Что было правдой, несмотря на мартини. О котором Стив говорил, будто оно дает образование почище любого университета. Да и кому из жен понравится, что она ест до отвала, а фигуру при этом сохраняет стройную. И мало того, что она способна учуять букет вина. Она отличнейшим образом знала — и каждый из двух мужей знал тоже, — что она, при всей целомудренности ее кашемирового костюма, способна отсосать у них так, что в ушах колокола зазвонят. Каковой навык был доведен ею до совершенства, поскольку отсос почитался в Брин-Море дипломатичным способом сохранения девственности. И более того, каждый из двух мужей положил на нее глаз, осмелясь даже упомянуть околичным манером мотель, в котором можно было бы встретиться после полудня, чайку попить.

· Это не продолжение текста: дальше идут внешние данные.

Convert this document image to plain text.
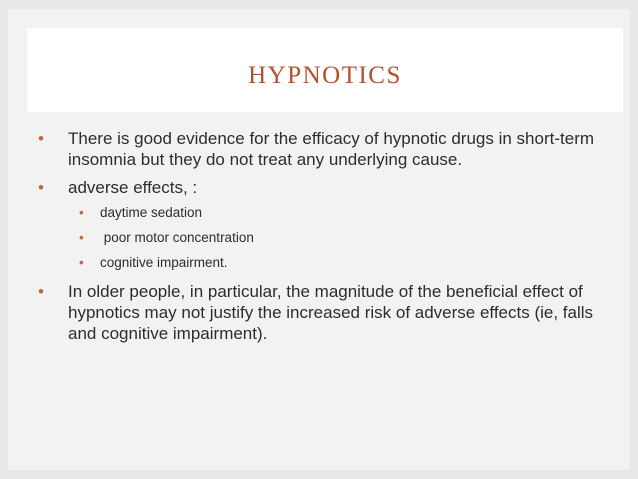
HYPNOTICS
• There is good evidence for the efficacy of hypnotic drugs in short-term insomnia but they do not treat any underlying cause.
• adverse effects, :
• daytime sedation
• poor motor concentration
• cognitive impairment.
• In older people, in particular, the magnitude of the beneficial effect of hypnotics may not justify the increased risk of adverse effects (ie, falls and cognitive impairment).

Но, господи боже ты мой, она считала себя дамой слишком экстравагантной для того, чтобы перетираться на скорую руку в придорожной закусочной, гигиенические условия которой способны внушить лишь одно чувство — какого дьявола я тут делаю. Тем более что она теперь пристрастилась к чтению современной поэзии, а ни один из этих тупых ублюдков и знать-то ничего не знал о Джоне Бетжемэне[15], не говоря уж о Хьюзе[16] или Хини [17]. Давших ей, наконец, возможность раз и навсегда определять культурный уровень людей, с которыми она общается, выяснять, не являются ли они, при всех их достохвальных ученых степенях, всего лишь академическими козлами, даже и не слыхавшими никогда об архитекторе-пуристе по имени Адольф Лоос[18].
А кроме того, в ней, раз в две недели посещавшей картинные галереи Нью-Йорка, стремительно разрасталось не только понимание искусства, но и любовь к нему. В эти худшие дни ее жизни поездки в Нью-Йорк обратились в заведенный порядок, в предмет предвкушений и в образ жизни. Смысл которой придавало даже приготовление бутербродов с помидорами, огурчиками и плавленым сыром, каковые она укладывала в сумку, чтобы потом съесть их на скамейке парка, запивая слабеньким китайским чаем из термоса и кормя крошками воробьев и белок.
Женщина, сидевшая в Музее современного искусства за столиком, на котором покоилась учетная книга союза друзей этого музея, оказалась настолько обворожительной, что она, при всей ее нынешней бедности, тут же в этот союз и вступила. Ей всегда нравилось, особенно в холодные дни, проводить самое малое час в вестибюле, наблюдая за входившими и выходившими людьми — и какие же интеллигентные у некоторых были лица. Единственное, не самое, впрочем, страшное неудобство состояло в том, что, едва она по-настоящему углублялась в созерцание какого-нибудь произведения искусства, ее обуревало жгучее желание пописать. И в ушах ее раздавался голос бабушки:
— Дорогая моя, если уж и вправду приспичит, отыскивай только чистые, очень чистые туалеты.